背景には高齢化社会での医療費抑制と先住民の健康格差是正があります。豪州は1948年からMedicare制度で国民皆保険を実現し、医薬品の政府償還は政策的優先事項です。
7月冬季のインフル予防にも反映されており:
- インフルエンザワクチン: 65歳以上は無料(国営診療所)
- 抗ウイルス薬(オセルタミビル): 処方箋で大幅割引
- 総合風邪薬: OTC品の価格は高い傾向(政府非補助)
渡航者が持ち込める医薬品と、豪州で買えないもの
日本から持ち込み可能な量の目安:
- 常用医薬品(医師処方歴あり): 3ヶ月分まで。ただし英文説明書と処方箋コピー推奨
- OTC医薬品(風邪薬・消化薬等): 1種類あたり1パッケージ
- 禁止品: 医療用医薬品のばら売り(例:ロキソニン60S・30錠=処方用量)
豪州の薬局で「同じ症状でも処方が違う」理由
パラセタモール(アセトアミノフェン)を例にとると:
日本の薬局: パブロンゴールド・ベンザなど複合感冒薬(5〜8種類配合)がOTC販売
豪州の薬局:
- 単独パラセタモール500mg:処方箋で$6.50(PBS割引)
- 複合風邪薬:OTC販売だが$18〜25(非補助)
薬剤師の指導: 「単一成分なら処方箋を。

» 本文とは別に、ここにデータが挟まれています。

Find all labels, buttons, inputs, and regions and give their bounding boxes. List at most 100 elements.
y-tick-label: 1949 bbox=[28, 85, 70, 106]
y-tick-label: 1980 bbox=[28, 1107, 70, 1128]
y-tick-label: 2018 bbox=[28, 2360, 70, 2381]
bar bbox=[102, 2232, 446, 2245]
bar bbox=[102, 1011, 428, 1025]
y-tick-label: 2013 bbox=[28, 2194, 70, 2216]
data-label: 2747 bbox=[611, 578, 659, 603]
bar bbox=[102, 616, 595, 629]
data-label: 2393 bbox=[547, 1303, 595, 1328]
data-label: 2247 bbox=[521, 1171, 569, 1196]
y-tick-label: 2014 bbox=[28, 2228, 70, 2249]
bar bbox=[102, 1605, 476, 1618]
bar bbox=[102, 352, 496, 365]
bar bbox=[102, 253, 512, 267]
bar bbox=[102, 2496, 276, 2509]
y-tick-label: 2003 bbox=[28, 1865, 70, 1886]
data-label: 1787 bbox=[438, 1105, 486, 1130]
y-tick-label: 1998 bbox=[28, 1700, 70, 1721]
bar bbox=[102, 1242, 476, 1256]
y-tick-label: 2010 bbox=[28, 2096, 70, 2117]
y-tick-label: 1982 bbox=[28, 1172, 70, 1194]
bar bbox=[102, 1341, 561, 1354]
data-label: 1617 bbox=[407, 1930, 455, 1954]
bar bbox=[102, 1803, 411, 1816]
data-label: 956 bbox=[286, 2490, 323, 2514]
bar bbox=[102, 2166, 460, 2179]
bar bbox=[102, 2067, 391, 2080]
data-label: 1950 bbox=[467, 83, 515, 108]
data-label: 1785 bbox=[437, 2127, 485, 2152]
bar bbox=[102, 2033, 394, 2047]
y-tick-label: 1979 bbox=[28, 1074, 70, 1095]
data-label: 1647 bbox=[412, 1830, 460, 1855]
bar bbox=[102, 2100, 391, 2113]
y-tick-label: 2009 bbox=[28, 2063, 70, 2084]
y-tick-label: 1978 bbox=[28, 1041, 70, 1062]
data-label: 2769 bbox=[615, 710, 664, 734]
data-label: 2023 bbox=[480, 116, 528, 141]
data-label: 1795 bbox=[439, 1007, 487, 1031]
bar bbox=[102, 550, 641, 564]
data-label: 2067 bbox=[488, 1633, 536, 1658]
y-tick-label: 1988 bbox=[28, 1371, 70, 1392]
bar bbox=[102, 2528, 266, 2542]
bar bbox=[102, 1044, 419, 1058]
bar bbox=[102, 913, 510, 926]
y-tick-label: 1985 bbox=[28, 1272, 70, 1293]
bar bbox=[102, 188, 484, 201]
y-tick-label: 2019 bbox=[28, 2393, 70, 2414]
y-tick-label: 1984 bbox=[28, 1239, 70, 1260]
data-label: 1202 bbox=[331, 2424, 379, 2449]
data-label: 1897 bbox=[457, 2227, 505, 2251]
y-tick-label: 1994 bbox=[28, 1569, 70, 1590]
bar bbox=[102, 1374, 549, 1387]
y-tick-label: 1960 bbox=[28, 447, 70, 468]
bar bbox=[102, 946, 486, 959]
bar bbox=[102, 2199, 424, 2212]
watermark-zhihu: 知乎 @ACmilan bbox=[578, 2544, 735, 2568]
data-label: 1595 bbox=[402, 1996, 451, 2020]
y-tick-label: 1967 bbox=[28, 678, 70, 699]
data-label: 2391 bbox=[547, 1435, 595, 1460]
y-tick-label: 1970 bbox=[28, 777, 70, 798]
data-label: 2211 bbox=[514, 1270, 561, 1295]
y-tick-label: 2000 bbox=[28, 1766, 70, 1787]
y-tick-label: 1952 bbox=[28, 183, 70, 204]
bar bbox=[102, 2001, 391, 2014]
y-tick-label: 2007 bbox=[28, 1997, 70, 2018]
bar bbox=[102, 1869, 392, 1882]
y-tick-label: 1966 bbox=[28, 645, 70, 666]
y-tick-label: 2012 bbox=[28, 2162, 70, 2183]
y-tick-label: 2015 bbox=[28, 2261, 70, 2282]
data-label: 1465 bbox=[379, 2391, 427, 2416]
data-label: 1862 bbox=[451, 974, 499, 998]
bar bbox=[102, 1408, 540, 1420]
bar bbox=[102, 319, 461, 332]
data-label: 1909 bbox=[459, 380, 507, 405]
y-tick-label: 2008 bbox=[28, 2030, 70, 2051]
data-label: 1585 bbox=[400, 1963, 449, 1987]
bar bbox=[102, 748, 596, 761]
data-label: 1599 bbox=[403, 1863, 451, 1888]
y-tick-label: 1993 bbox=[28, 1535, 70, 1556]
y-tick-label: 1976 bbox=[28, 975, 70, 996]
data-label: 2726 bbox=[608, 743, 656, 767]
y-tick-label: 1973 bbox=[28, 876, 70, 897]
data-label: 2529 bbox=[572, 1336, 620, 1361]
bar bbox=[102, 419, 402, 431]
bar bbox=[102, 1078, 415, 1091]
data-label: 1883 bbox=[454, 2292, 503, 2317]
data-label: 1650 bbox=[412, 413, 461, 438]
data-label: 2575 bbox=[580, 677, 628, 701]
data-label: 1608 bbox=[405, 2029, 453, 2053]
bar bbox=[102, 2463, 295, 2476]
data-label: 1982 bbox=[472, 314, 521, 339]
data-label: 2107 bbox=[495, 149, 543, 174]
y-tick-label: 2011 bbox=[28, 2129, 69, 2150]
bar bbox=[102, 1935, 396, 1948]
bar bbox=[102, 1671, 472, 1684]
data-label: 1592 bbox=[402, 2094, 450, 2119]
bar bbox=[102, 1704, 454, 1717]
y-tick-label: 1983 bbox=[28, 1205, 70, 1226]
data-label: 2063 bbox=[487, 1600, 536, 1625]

複数成分が必要なら医師に相談を」
ニュージーランド:さらに厳しい医薬品アクセス
NZはオーストラリア以上にOTC医薬品が限定的。7月冬季の風邪治療では:
- 医師不在エリア: 薬局は処方箋なしの抗生物質販売不可
- シティ部の薬局: パラセタモール・イブプロフェンのみOTC
- 複合感冒薬: ほぼ全て処方箋必須
渡航者が常備薬として持参する場合、NZ保健省の事前確認サイトで個別申告がベター。
7月渡航者の医薬品準備チェックリスト
☐ 常用薬:医師処方箋コピー+英文説明書
☐ 総合感冒薬:日本で購入(豪州では割高のため)
☐ 下痢止め(ロペミン・ストッパ等):豪州でも購入可能
☐ 胃薬(制酸薬):豪州OTC品で十分
☐ 塗り薬:豪州のPharmacy系列で購入可能
☐ 現地保険の医療相談窓口番号:スマホに保存
まとめ:南半球の冬は「医学的な季節」ではなく「医療政策の季節」
7月にオーストラリア・ニュージーランドへ渡航する場合、単なる気温低下ではなく、医薬品アクセスの哲学が北半球と逆転していることを理解することが重要です。
高い処方薬負担に悩む日本人にとっては羨ましい仕組みですが、OTC医薬品が高い点に注意。7月冬季の風邪対策なら、日本からの持参が経済的です。